Starbucks’ Unicorn Frappuccino Is a Prison Without Walls

Food Features Unicorn Frappuccino
Starbucks’ Unicorn Frappuccino Is a Prison Without Walls

A social media coordinator at Starbucks one day noticed people on Instagram liked the youthful conceit of unicorns and bright colors — this was, presumably, the genesis for the infamous “Unicorn Frappuccino.”

Annie Black has already covered the vital stats of the drink, so I won’t bore you with them here. Suffice to say one of its key ingredients was “blue drizzle.” (Of course, we all remember going blue drizzle picking with our parents in the crisp autumn air.)

What’s interesting about the Unicorn Frappuccino is that it was only ever incidentally a drink: it was, primarily, a product of the culture industry.

Traditionally, the culture industry produces works (film, television and the like) that fulfill the purposes of investors: produce returns on capital and reinforce beliefs that promote the interests of the powerful. Captain America films routinely top the box office and remind the audience what war without end is really all about: celebrity hunks, PG-13 banter and winky in-jokes.

There are new players in the culture industry, though. Every large company is now complicit in creating a rainbow-colored stream of amusement and “mindless fun” to be consumed uncritically, from Raytheon to (you guessed it) Starbucks.

The Unicorn Frappuccino sucked, and everyone knew it sucked, but it was nonetheless one of Starbucks’ biggest profit makers in recent memory. The Unicorn Frappuccino is insidious not necessarily because it is vapid or gross (it is), but because it is yet another way more of our lives are being colonized by late-stage capitalism.

“Just stay tuned in,” said former CEO Howard Schultz, commenting on the massive profitability of the product, “because we have a lot more coming.”

I find the Unicorn Frappuccino, and the sort of simplistic brightly-colored glee (“mindless fun”) it inspires, kind of unsettling.

“Even during their leisure time,” write Max Horkheimer and Theodor Adorno in The Dialectic of Enlightenment (the 1943 book that defined the term “culture industry”), “consumers must orient themselves according to the unity of production.”

If you’re not making money for someone else by producing something, you should be consuming stuff (and advertising it). Horkheimer and Adorno were talking about getting home from work just to watch ads on television (with some incidental Andy Griffith thrown in every few minutes to keep your attention). But today, it goes deeper.

US Weekly (famously not German Marxists) wrote of the Unicorn craze: “Instagram users aren’t satisfied merely holding and sipping … now people are matching their looks to their Unicorn Frappuccinos!” Hold the drink in the photo, and project the pre-rendered image of the company onto yourself — your hair, your clothes, your identity as it is shared with others, provided pre-chewed courtesy of Starbucks.

But where are you in the equation, really?

Think about home delivery recipe boxes.
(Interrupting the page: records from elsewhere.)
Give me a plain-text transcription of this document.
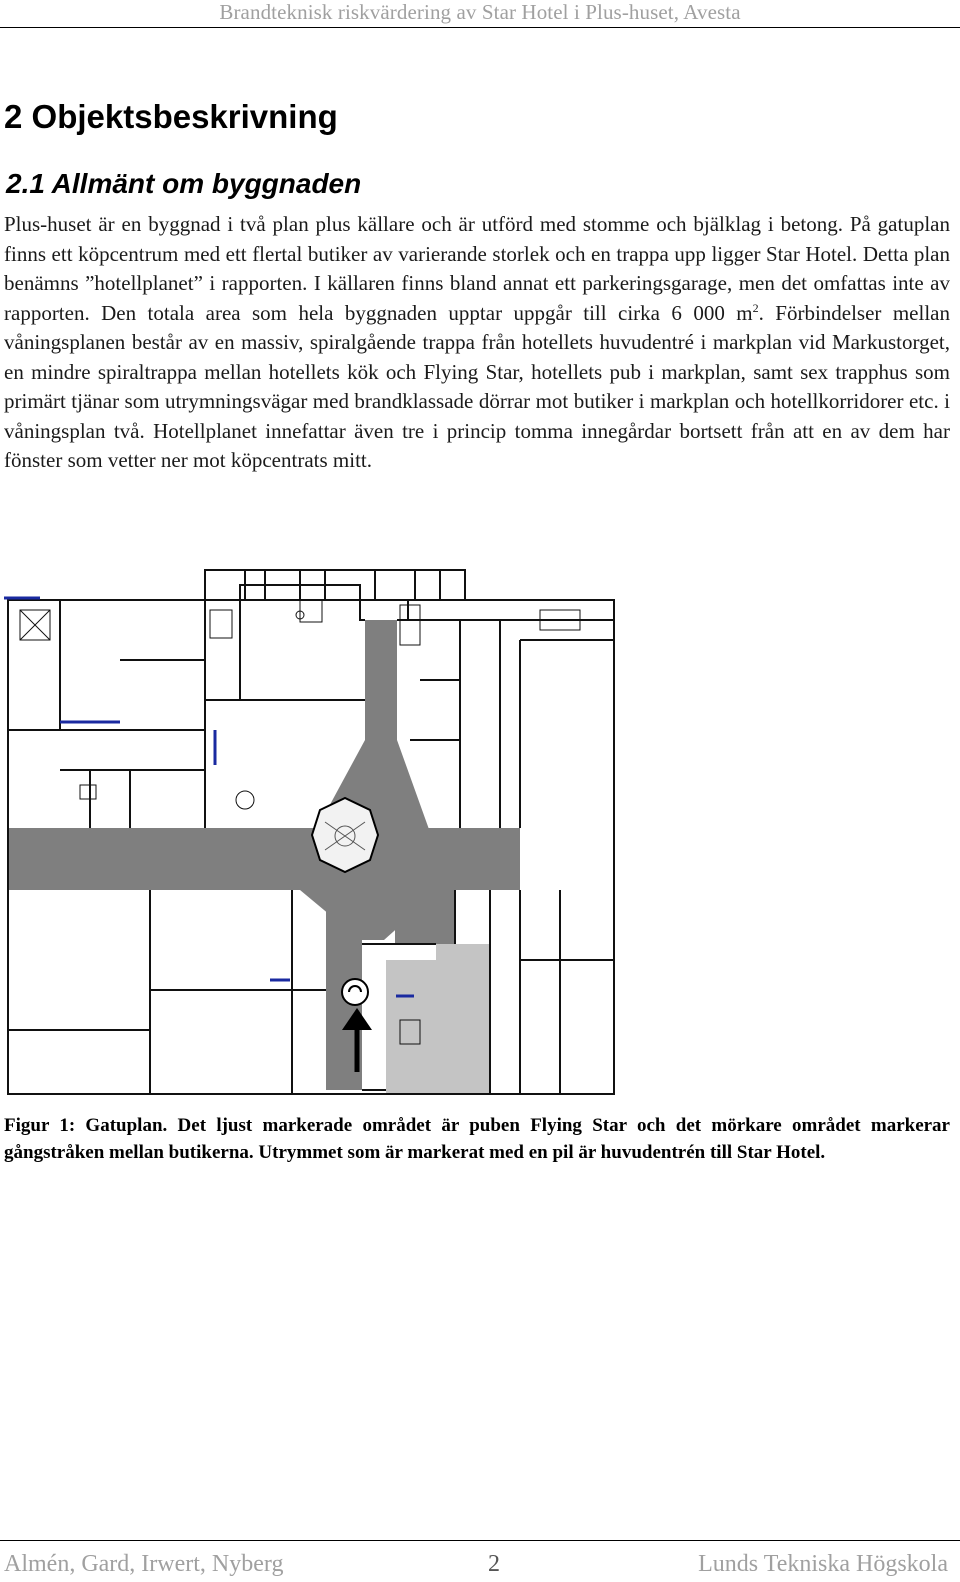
Brandteknisk riskvärdering av Star Hotel i Plus-huset, Avesta
2 Objektsbeskrivning
2.1 Allmänt om byggnaden

Plus-huset är en byggnad i två plan plus källare och är utförd med stomme och bjälklag i betong. På gatuplan finns ett köpcentrum med ett flertal butiker av varierande storlek och en trappa upp ligger Star Hotel. Detta plan benämns ”hotellplanet” i rapporten. I källaren finns bland annat ett parkeringsgarage, men det omfattas inte av rapporten. Den totala area som hela byggnaden upptar uppgår till cirka 6 000 $m^2$. Förbindelser mellan våningsplanen består av en massiv, spiralgående trappa från hotellets huvudentré i markplan vid Markustorget, en mindre spiraltrappa mellan hotellets kök och Flying Star, hotellets pub i markplan, samt sex trapphus som primärt tjänar som utrymningsvägar med brandklassade dörrar mot butiker i markplan och hotellkorridorer etc. i våningsplan två. Hotellplanet innefattar även tre i princip tomma innegårdar bortsett från att en av dem har fönster som vetter ner mot köpcentrats mitt.

Figur 1: Gatuplan. Det ljust markerade området är puben Flying Star och det mörkare området markerar gångstråken mellan butikerna. Utrymmet som är markerat med en pil är huvudentrén till Star Hotel.

Almén, Gard, Irwert, Nyberg	2	Lunds Tekniska Högskola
They cheerfully purport to send you a perfect package of ingredients, pre-portioned, pre-cut, with careful steps, so you can prepare a meal exactly as intended, make it look like the meal on the card, and not have any pesky spices left over.
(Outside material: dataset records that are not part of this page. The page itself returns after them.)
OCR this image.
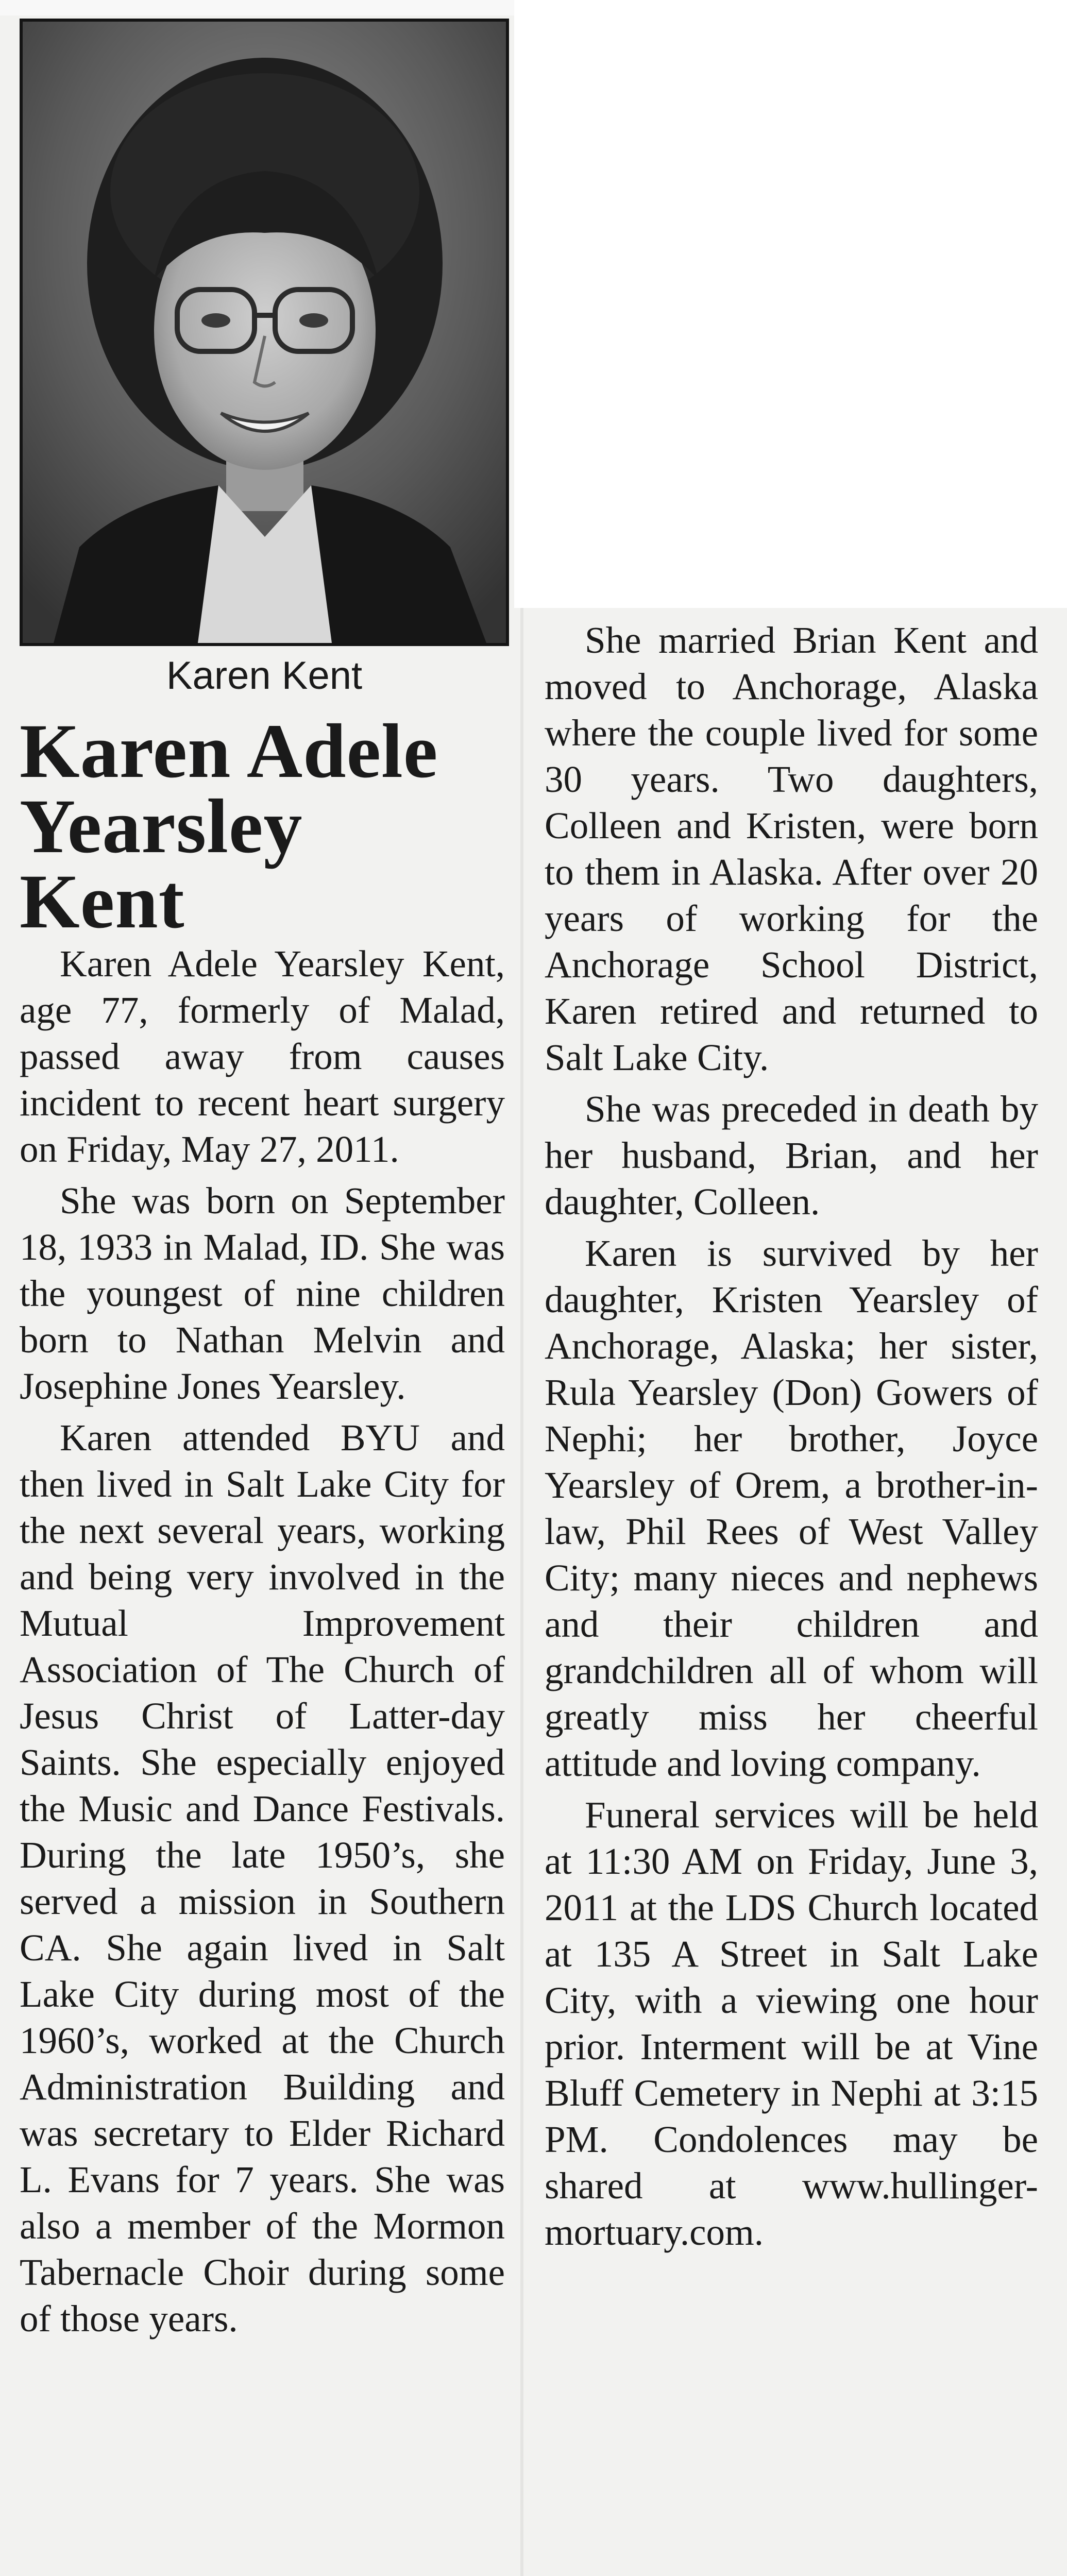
Karen Kent
Karen Adele
Yearsley
Kent

Karen Adele Yearsley Kent, age 77, formerly of Malad, passed away from causes incident to recent heart surgery on Friday, May 27, 2011.

She was born on September 18, 1933 in Malad, ID. She was the youngest of nine children born to Nathan Melvin and Josephine Jones Yearsley.

Karen attended BYU and then lived in Salt Lake City for the next several years, working and being very involved in the Mutual Improvement Association of The Church of Jesus Christ of Latter-day Saints. She especially enjoyed the Music and Dance Festivals. During the late 1950’s, she served a mission in Southern CA. She again lived in Salt Lake City during most of the 1960’s, worked at the Church Administration Building and was secretary to Elder Richard L. Evans for 7 years. She was also a member of the Mormon Tabernacle Choir during some of those years.

She married Brian Kent and moved to Anchorage, Alaska where the couple lived for some 30 years. Two daughters, Colleen and Kristen, were born to them in Alaska. After over 20 years of working for the Anchorage School District, Karen retired and returned to Salt Lake City.

She was preceded in death by her husband, Brian, and her daughter, Colleen.

Karen is survived by her daughter, Kristen Yearsley of Anchorage, Alaska; her sister, Rula Yearsley (Don) Gowers of Nephi; her brother, Joyce Yearsley of Orem, a brother-in-law, Phil Rees of West Valley City; many nieces and nephews and their children and grandchildren all of whom will greatly miss her cheerful attitude and loving company.

Funeral services will be held at 11:30 AM on Friday, June 3, 2011 at the LDS Church located at 135 A Street in Salt Lake City, with a viewing one hour prior. Interment will be at Vine Bluff Cemetery in Nephi at 3:15 PM. Condolences may be shared at www.hullinger-mortuary.com.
Will making the recipes another person designs and takes 90 percent to completion for you make you a better chef? Will you have created your meal, or merely been an incidental participant in a broader machine that creates your meal for you? What, in this process, are you other than a cooking robot made of skin?

From the point of view of the boardroom, any drink that does not play to the provable and inferable desires of its customers to do and be something is viewed with mistrust. With the Unicorn Frappuccino, Starbucks is not in the process of selling blended drinks, but of creating pre-mixed experiences for its customers to slot into to cheerfully advertise to one another, based on what’s safe.

The challenging, novel and dangerous are explicitly excluded from this process.

Remember “fusion cuisine”? In the 1980s, chefs (most famously Wolfgang Puck) stepped back from traditional ways of blending flavors, and looked to the spice racks of other cultures to create interesting new dishes. Well, that’s not quite how it went. Through the 1990s, fusion food became ubiquitous … and kind of a joke. Fusion spread in the high-end kitchens, the commercial cookbooks and eventually the Cheesecake Factories.

Now, Wolfgang Puck Inc. is now concerned less with food as expression and experience, but rather, novelty as a corporate strategy. Food that satiates only incidentally — instead, food that amuses the diner, with little imagination or invention left for him or her in the doggy bag. What started as cultural experimentation left us with a muddy mixture of international “street food” most working people can’t even afford, but brings bored yuppies together every weekend without fail.

Late capitalism, ultimately, cannot be trusted with culture — including food — because it will always produce endless sequels, crossovers and reboots … even to drinks.

Cultural experience — something authentic, enjoyed autonomously, must be “purposiveness without purpose,” an activity that exists outside the market. It is in seizing the creative space from “mindless fun” that we can reclaim autonomy; to do and be something more than a participant in a market, endlessly buying and selling.

The Unicorn Frappuccino shuts down identity and individual expression, requiring from us only our desire to be amused with empty cultural calories and neon banality.